By your non-answer I’m guessing you think equality only works one way.

Equality isn’t a one way street. That’s the literal definition of equality.

StormingNorman · 30/03/2024 10:26

toomanyy · 30/03/2024 10:03

Yet I bet he’s not uncomfortable that his kids aren’t there when his kids with OP are having spag bol with their grandparents.

This is all about the money for him, if not, he would have offered to pay.

I don’t think it’s about the food they’re eating. I thinks it’s more that he wants his DC there to celebrate a ‘big birthday’ with the rest of the family.

but OP hasn’t come back to say whether her husband wants the children invited because they’re family or because he wants to get them a free meal. So we are all just guessing.

besides all money is family money in Mumsnet terms so the OP could offer to pay for them.

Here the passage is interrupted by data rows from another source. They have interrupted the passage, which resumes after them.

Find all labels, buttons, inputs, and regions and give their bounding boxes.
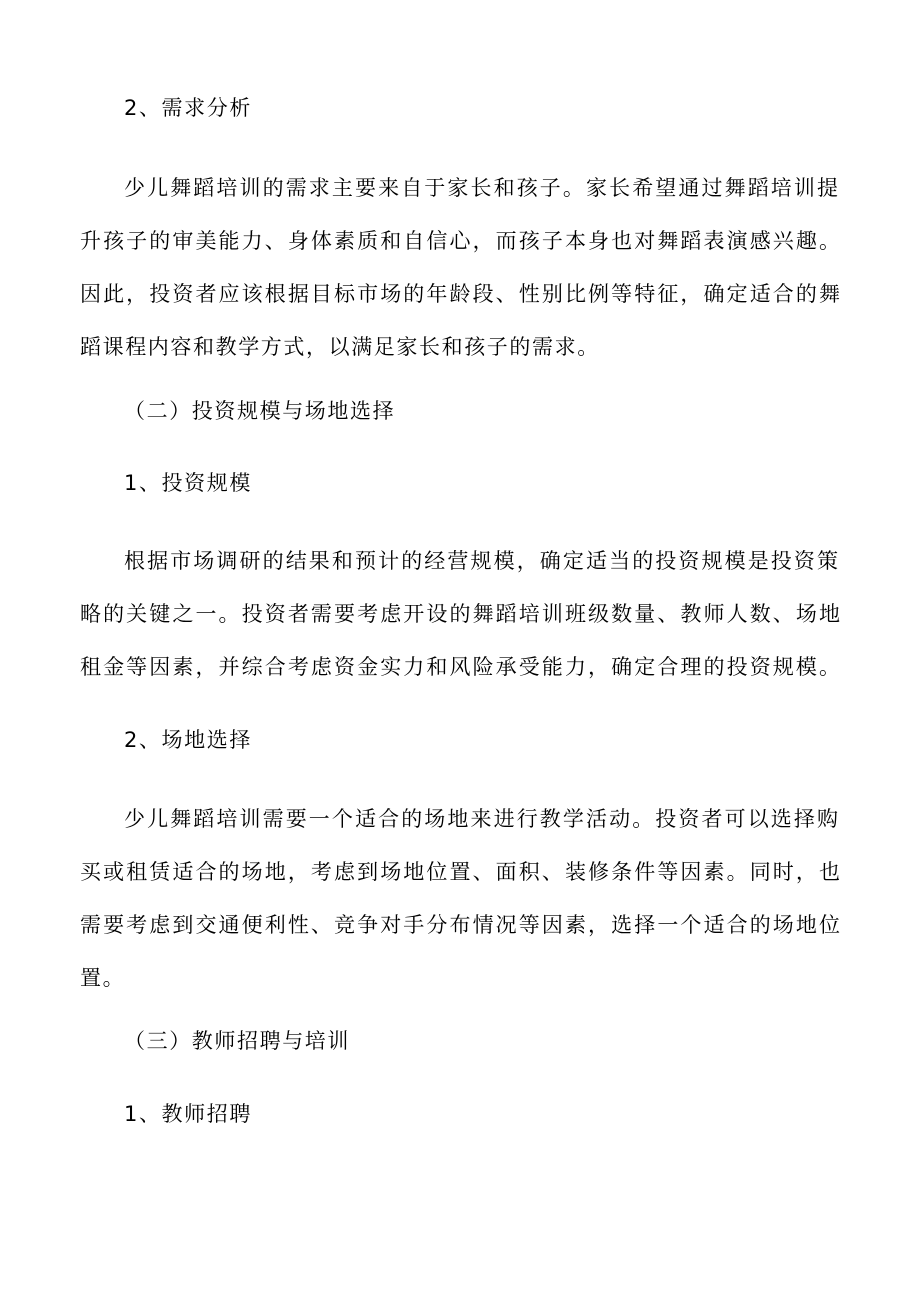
paragraph-line: 少儿舞蹈培训需要一个适合的场地来进行教学活动。投资者可以选择购 <box>124 807 838 831</box>
heading-venue-selection: 2、场地选择 <box>124 728 252 752</box>
paragraph-line: 少儿舞蹈培训的需求主要来自于家长和孩子。家长希望通过舞蹈培训提 <box>124 176 838 200</box>
section-heading-investment-venue: （二）投资规模与场地选择 <box>124 399 396 423</box>
heading-investment-scale: 1、投资规模 <box>124 471 252 495</box>
section-heading-teacher-recruitment-training: （三）教师招聘与培训 <box>124 1029 350 1053</box>
paragraph-line: 租金等因素，并综合考虑资金实力和风险承受能力，确定合理的投资规模。 <box>80 655 840 679</box>
heading-teacher-recruitment: 1、教师招聘 <box>124 1102 252 1126</box>
paragraph-line: 略的关键之一。投资者需要考虑开设的舞蹈培训班级数量、教师人数、场地 <box>80 602 840 626</box>
paragraph-line: 置。 <box>80 966 126 990</box>
paragraph-line: 因此，投资者应该根据目标市场的年龄段、性别比例等特征，确定适合的舞 <box>80 282 840 306</box>
paragraph-line: 升孩子的审美能力、身体素质和自信心，而孩子本身也对舞蹈表演感兴趣。 <box>80 229 840 253</box>
paragraph-line: 蹈课程内容和教学方式，以满足家长和孩子的需求。 <box>80 335 600 359</box>
heading-demand-analysis: 2、需求分析 <box>124 96 252 120</box>
paragraph-line: 买或租赁适合的场地，考虑到场地位置、面积、装修条件等因素。同时，也 <box>80 860 840 884</box>
paragraph-line: 根据市场调研的结果和预计的经营规模，确定适当的投资规模是投资策 <box>124 549 838 573</box>
paragraph-line: 需要考虑到交通便利性、竞争对手分布情况等因素，选择一个适合的场地位 <box>80 913 840 937</box>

Daleksatemyshed · 30/03/2024 10:29

Posters saying the DSC should go but Dad should pay, the Op also said it's very expensive and they can't afford it themselves. Fine if Dad's willing to sacrifice his spending money but not fine if it will have to come out of the food budget, but it's irrelevant since he thinks his ILs should pay.

iLovee · 30/03/2024 10:30

@StormingNorman this isn't about you or your issues from childhood. I'm sorry you felt unloved by your stepmother but the OPs thread isn't the place for you to work through your trauma.

The OPs mum and dad are taking her out for a birthday meal. They don't have a relationship with her stepchildren and her stepchildren are not due to be home anyway.

If her husband was taking his "new" family out and excluding the children I would 100% agree with you, but he's not. Even if the OP was not allowing her stepchildren to come home during their normal contact because of this meal then yes, I would also agree with you but this isn't happening.

You seem to be under the impression life should stop when the stepchildren go to their mums - would you not allow OP to take her children swimming/national trust/ to the park / to the aquarium without her stepchildren too?

Again, I'm sorry you are triggered by this thread but you are projecting an awful lot of your own trauma onto this situation and I don't think it is necessarily the same as what you went through.